Panicattack Duo is an artistic and curatorial collective based in London, composed of Emily Demetriou (Nicosia, Cyprus) and Naz Balkaya (Istanbul, Turkey). Collaboration is at the heart of their practice which is used as a tool against the individualistic tendencies formed by commercialised structures. Their work and research evolve around the context of collectivity as resistance, the carnivalesque, alternative pedagogy, anti-institutionalism and activist theories. They explore these topics through the means of participatory performance, live art, sound art and photography. As well as through their curatorial practice, facilitating community engaging projects, workshops, exhibitions and round-table discussions.

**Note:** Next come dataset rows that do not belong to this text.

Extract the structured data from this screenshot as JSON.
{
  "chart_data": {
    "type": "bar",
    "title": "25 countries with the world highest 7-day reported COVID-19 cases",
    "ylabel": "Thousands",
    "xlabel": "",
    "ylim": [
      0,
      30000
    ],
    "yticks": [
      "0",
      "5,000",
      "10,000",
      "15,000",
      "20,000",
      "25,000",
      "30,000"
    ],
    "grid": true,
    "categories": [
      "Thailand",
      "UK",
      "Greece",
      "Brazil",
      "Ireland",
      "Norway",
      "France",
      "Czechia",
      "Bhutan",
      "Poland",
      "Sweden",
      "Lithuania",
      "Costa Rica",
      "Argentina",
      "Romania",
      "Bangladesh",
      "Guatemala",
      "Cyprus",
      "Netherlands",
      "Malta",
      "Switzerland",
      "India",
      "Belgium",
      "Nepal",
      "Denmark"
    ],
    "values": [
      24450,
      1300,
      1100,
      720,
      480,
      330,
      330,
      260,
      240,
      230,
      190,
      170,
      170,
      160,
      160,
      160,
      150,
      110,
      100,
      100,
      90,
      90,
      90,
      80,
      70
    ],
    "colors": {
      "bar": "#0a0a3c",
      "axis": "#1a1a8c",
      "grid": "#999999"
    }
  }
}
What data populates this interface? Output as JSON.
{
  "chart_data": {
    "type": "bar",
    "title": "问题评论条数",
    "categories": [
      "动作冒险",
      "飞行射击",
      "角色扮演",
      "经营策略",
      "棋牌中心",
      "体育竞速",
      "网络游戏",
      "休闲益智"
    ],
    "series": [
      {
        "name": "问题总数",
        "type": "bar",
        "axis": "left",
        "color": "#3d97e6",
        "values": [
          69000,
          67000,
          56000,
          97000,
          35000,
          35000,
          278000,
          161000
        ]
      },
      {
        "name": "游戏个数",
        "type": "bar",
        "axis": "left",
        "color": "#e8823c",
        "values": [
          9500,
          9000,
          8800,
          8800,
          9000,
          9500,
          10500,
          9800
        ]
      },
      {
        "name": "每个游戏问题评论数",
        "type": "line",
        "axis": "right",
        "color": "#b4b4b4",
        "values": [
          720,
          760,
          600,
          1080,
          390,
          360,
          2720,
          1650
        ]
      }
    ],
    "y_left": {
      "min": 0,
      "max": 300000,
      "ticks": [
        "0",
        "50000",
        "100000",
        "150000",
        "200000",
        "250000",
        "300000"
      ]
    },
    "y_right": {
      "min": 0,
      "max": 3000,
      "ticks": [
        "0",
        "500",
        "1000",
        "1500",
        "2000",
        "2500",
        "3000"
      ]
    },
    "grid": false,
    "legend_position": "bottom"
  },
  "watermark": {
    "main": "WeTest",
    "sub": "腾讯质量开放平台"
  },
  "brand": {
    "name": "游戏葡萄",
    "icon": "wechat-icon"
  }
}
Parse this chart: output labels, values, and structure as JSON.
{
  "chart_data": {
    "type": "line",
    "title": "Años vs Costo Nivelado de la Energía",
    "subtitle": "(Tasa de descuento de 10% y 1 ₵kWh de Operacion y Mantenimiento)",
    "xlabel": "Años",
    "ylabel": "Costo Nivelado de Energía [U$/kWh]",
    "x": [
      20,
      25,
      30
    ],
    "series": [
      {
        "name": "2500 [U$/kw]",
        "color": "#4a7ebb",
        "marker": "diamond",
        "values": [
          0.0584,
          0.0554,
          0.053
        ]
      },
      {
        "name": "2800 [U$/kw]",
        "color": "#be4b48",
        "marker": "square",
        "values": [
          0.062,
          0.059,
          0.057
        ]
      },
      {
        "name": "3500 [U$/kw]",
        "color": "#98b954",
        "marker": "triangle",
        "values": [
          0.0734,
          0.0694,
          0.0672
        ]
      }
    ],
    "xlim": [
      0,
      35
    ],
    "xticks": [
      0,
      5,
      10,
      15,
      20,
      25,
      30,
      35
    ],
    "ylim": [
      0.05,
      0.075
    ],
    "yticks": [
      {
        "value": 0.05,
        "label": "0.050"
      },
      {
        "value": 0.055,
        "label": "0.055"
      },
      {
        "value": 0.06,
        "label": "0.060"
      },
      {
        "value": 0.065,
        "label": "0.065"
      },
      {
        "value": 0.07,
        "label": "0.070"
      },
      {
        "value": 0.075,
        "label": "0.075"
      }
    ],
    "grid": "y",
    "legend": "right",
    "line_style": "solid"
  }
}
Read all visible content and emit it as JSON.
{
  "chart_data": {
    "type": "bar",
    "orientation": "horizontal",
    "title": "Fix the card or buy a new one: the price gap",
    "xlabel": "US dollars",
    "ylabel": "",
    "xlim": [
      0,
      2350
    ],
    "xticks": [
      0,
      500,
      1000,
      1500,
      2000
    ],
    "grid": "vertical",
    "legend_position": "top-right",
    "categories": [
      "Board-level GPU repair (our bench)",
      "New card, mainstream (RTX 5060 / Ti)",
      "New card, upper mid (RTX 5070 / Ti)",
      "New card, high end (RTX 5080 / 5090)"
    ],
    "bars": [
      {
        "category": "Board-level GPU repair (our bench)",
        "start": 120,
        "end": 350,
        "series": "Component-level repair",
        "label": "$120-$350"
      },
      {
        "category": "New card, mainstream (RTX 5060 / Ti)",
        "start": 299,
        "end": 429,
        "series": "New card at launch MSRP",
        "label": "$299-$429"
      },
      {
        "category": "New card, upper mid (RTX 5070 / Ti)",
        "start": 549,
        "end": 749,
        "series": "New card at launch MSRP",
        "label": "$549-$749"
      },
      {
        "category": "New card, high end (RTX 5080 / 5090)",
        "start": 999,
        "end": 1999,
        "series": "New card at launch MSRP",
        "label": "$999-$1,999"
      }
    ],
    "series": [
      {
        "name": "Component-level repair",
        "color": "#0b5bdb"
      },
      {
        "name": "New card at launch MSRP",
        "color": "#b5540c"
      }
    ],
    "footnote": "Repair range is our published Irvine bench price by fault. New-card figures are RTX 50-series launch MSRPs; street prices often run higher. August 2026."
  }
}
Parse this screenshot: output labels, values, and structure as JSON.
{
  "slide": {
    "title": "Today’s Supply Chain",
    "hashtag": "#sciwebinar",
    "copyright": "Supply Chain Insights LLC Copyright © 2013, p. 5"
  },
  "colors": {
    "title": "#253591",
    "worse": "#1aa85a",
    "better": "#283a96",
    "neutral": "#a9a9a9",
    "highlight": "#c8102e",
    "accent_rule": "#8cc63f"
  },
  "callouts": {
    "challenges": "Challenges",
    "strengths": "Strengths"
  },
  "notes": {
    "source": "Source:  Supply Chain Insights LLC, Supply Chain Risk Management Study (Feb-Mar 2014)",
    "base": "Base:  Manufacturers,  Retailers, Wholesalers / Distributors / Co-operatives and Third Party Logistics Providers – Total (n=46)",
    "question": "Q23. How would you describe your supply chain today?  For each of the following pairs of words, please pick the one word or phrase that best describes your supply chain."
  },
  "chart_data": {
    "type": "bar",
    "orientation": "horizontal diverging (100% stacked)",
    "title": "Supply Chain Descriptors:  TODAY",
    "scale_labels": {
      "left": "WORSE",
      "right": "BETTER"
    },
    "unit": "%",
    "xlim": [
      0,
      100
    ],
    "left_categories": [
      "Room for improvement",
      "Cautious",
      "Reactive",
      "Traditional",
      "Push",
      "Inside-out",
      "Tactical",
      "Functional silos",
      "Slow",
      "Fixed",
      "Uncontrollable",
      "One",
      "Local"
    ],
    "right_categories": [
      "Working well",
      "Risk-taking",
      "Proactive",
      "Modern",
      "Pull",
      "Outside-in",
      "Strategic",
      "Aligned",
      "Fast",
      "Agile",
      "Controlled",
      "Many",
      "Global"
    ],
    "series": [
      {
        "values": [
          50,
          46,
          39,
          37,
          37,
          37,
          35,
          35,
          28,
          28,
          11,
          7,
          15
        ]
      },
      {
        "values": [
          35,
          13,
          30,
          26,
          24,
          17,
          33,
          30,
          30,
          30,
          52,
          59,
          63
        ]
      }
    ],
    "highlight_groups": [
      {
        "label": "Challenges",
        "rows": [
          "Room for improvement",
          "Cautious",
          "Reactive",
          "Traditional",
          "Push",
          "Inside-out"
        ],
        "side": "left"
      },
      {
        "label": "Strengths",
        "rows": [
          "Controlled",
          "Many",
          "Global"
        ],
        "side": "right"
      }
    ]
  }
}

Ruby Wroe Straddling an intersection of writing, performance and image making, Ruby’s practice uses the body as a sponge of social relations. She is currently working through ideas around autotheory, contemporary feminist discourse and the construction of subjectivity in the information age. Upon graduating from BA Photography at Camberwell College of Arts in 2016, she was awarded The Jonathan Harvey Studio Award by ACME and the Technical Achievement award by Camberwell. She is currently studying on the MA at Slade and is a Sarabande Scholar.
trans- is a curatorial collective formed by Laura Callegaro (Venice, Italy) and Carla Gimeno Jaria (Barcelona, Spain). The Latin prefix trans- encompasses the meanings of “across”, “beyond”, “through”, or “changing thoroughly” when being combined with other elements. Trans- is conceived as a state which encloses our contemporary condition, while unhinging and re-thinking established patterns of behaviour. By acting as a catalyst and shaping intangible cultural gaps in nowadays’ digital and real panorama, this state triggers fluid dynamics which are being mediated through a social lens on our perception of the reality. Essentially, trans- establishes a framework for critical thinking, research and exhibition-making by working with artists whose practice questions the impact of the globalisation and semio-capitalism on the social body in different scenarios.
The Koppel Project Central are pleased to announce that for the last day of Hold On there will be two performances scheduled by featured artists in the exhibition.
5PM – Daisies (2020), Panicattack Duo
Through ‘Daisies’, Panicattack Duo perform & share their own cultural divination practices. Throughout the sound piece Panicattack is trying to tune in to their female alternatives, whereas the choreographed actions are taking on the anarchistic attitude of film Daisies (1966), playing with exaggerated scenes of embodying excessive greed, spoiledness & the absurdity of our world. Disregarding a typical narrative, characterisation or visual continuity, the duo mirrors their antipathy for traditional social norms.
5:30PM – To Bean (2019) Diara Blum
‘To Bean’ (2019) is the artist’s insistent request for attention: ‘Look at my beans.’ From a tall, welded structure, Daria Blum demands the viewer consider what she has built and admire the tiny objects she has crafted—both form the framework for a performance in which she invites the audience to recognize and indulge in a common need for affirmation.